French fan-translation of “Drømmer om storhet”
by Pål H. Christiansen
translation: Valérie Siondecine
Devant la maison de Madame Høilund je restai assis un moment sur le vélo pour rassembler mes forces. Certes sur le chemin du retour il y avait pas mal de descentes mais je n’avais pas l’habitude de faire du vélo et en plus la visite chez Madame Høilund m’avait usé tant sur le plan physique que moral.
Je démarrai. Une côte menait aux environs de la colline d’Holmenkollen. Des feuilles humides recouvraient la chaussée et de chaque côté se trouvaient de grandes et onéreuses villas avec des jardins spacieux et des allées, qui devaient représenter pour les services municipaux une énorme charge de travail concernant le déblaiement de la neige en hiver. Dieu merci j’habitais en appartement.

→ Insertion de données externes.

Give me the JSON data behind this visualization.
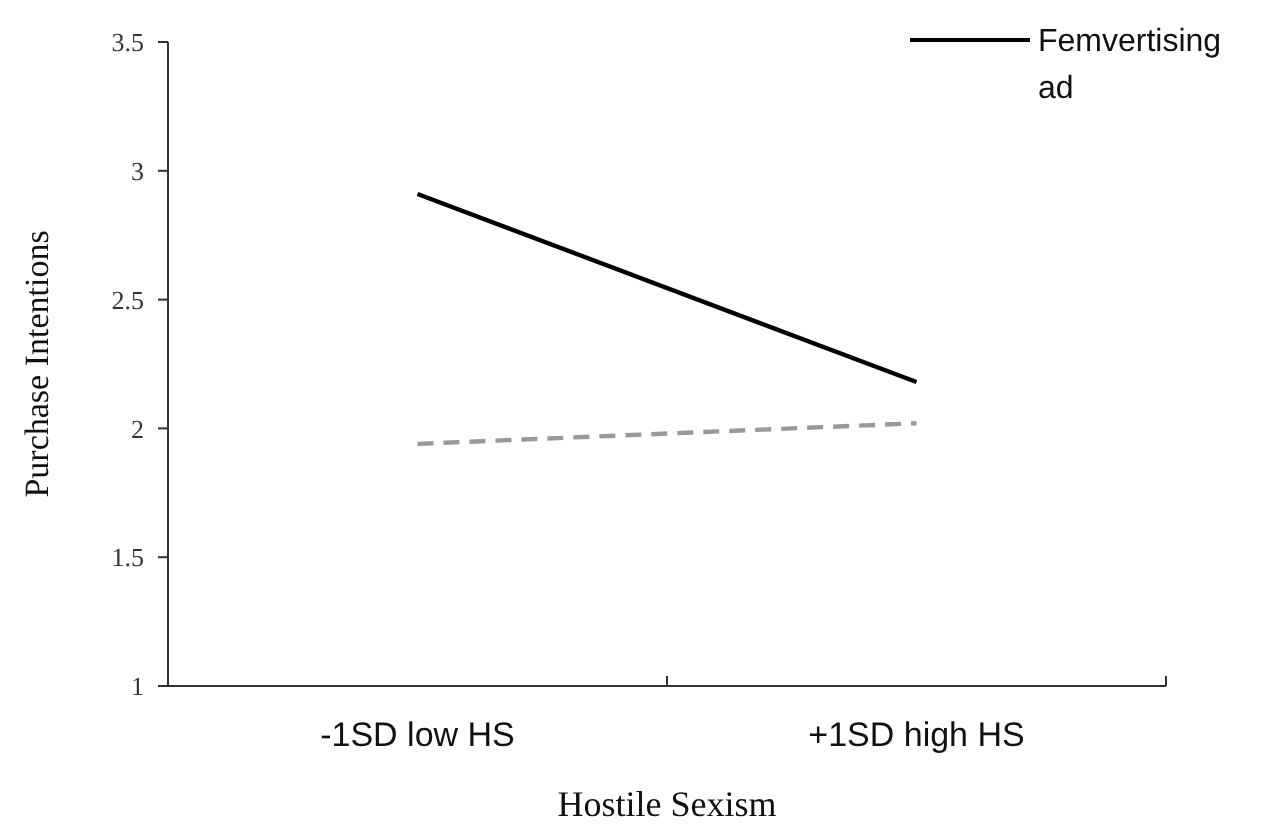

Pouvais-je assumer d’avoir laisser Madame Høilund seule sans m’assurer que tout allait bien? Elle n’avait pas l’air bien du tout. Mais Hermann avait dit qu’elle allait atteindre cent ans. C’était un expert, je pouvais compter sur lui.

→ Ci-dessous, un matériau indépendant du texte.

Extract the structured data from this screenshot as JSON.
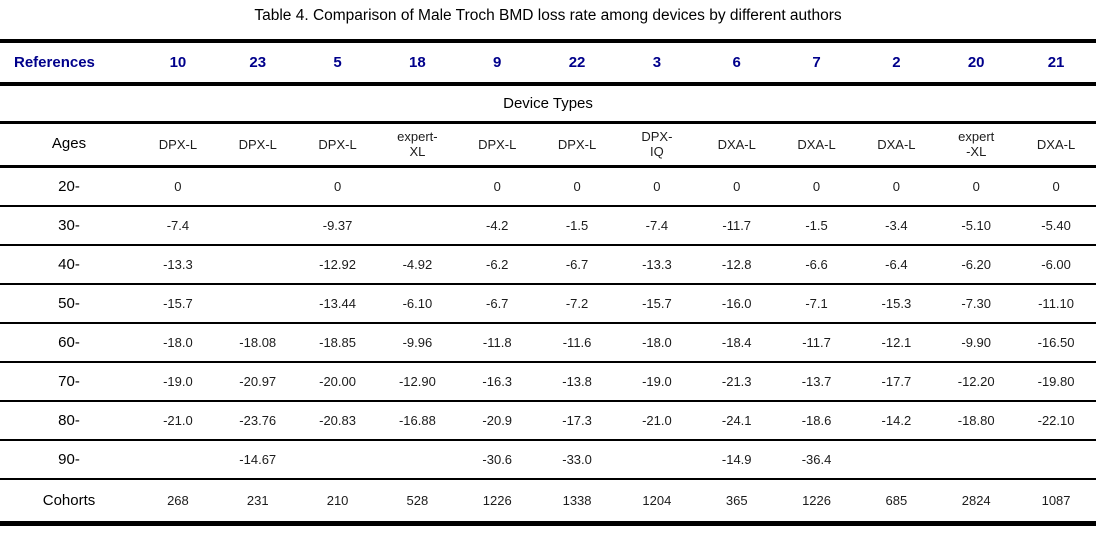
{
  "colors": {
    "reference_blue": "#00008B",
    "text": "#000000"
  },
  "table": {
    "title": "Table 4. Comparison of Male Troch BMD loss rate among devices by different authors",
    "references_label": "References",
    "references": [
      "10",
      "23",
      "5",
      "18",
      "9",
      "22",
      "3",
      "6",
      "7",
      "2",
      "20",
      "21"
    ],
    "device_types_header": "Device Types",
    "ages_label": "Ages",
    "devices": [
      "DPX-L",
      "DPX-L",
      "DPX-L",
      "expert-\nXL",
      "DPX-L",
      "DPX-L",
      "DPX-\nIQ",
      "DXA-L",
      "DXA-L",
      "DXA-L",
      "expert\n-XL",
      "DXA-L"
    ],
    "rows": [
      {
        "label": "20-",
        "values": [
          "0",
          "",
          "0",
          "",
          "0",
          "0",
          "0",
          "0",
          "0",
          "0",
          "0",
          "0"
        ]
      },
      {
        "label": "30-",
        "values": [
          "-7.4",
          "",
          "-9.37",
          "",
          "-4.2",
          "-1.5",
          "-7.4",
          "-11.7",
          "-1.5",
          "-3.4",
          "-5.10",
          "-5.40"
        ]
      },
      {
        "label": "40-",
        "values": [
          "-13.3",
          "",
          "-12.92",
          "-4.92",
          "-6.2",
          "-6.7",
          "-13.3",
          "-12.8",
          "-6.6",
          "-6.4",
          "-6.20",
          "-6.00"
        ]
      },
      {
        "label": "50-",
        "values": [
          "-15.7",
          "",
          "-13.44",
          "-6.10",
          "-6.7",
          "-7.2",
          "-15.7",
          "-16.0",
          "-7.1",
          "-15.3",
          "-7.30",
          "-11.10"
        ]
      },
      {
        "label": "60-",
        "values": [
          "-18.0",
          "-18.08",
          "-18.85",
          "-9.96",
          "-11.8",
          "-11.6",
          "-18.0",
          "-18.4",
          "-11.7",
          "-12.1",
          "-9.90",
          "-16.50"
        ]
      },
      {
        "label": "70-",
        "values": [
          "-19.0",
          "-20.97",
          "-20.00",
          "-12.90",
          "-16.3",
          "-13.8",
          "-19.0",
          "-21.3",
          "-13.7",
          "-17.7",
          "-12.20",
          "-19.80"
        ]
      },
      {
        "label": "80-",
        "values": [
          "-21.0",
          "-23.76",
          "-20.83",
          "-16.88",
          "-20.9",
          "-17.3",
          "-21.0",
          "-24.1",
          "-18.6",
          "-14.2",
          "-18.80",
          "-22.10"
        ]
      },
      {
        "label": "90-",
        "values": [
          "",
          "-14.67",
          "",
          "",
          "-30.6",
          "-33.0",
          "",
          "-14.9",
          "-36.4",
          "",
          "",
          ""
        ]
      }
    ],
    "cohorts_label": "Cohorts",
    "cohorts": [
      "268",
      "231",
      "210",
      "528",
      "1226",
      "1338",
      "1204",
      "365",
      "1226",
      "685",
      "2824",
      "1087"
    ]
  }
}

Comment la vieille dame pouvait réussir à boire toute l’eau gazeuse en une semaine? Cela me paraissait complètement incompréhensible. Et ne parlons pas du chou-fleur!Mais je comprenais mon devoir de réserve. C’est le genre de questions que je ne devais pas me poser.
Tout en haut de la côte apparut un couple avec un landau. Ils riaient et trainassaient. En voilà des parents heureux avec leur premier enfant en promenade automnale! Une belle petite famille en vadrouille. Papa a pensé aux biberons et aux couches. Maman a emmitouflé le petit contre les rigueurs du froid.
Les rires se rapprochèrent. Le père était penché sur le bébé et le chatouillait en riant encore plus. Comme si les enfants étaient des jouets. Il fallait prendre sacrément les enfants au sérieux, selon moi. Pouvait-on dire du bien sur les enfants? Non, pas moi en tout cas.
Je ne voulais pas aller trop vite en besogne et être juste. Je refusais de tirer des conclusions trop hâtives. Je voulais tout bonnement laisser leur chance aux enfants.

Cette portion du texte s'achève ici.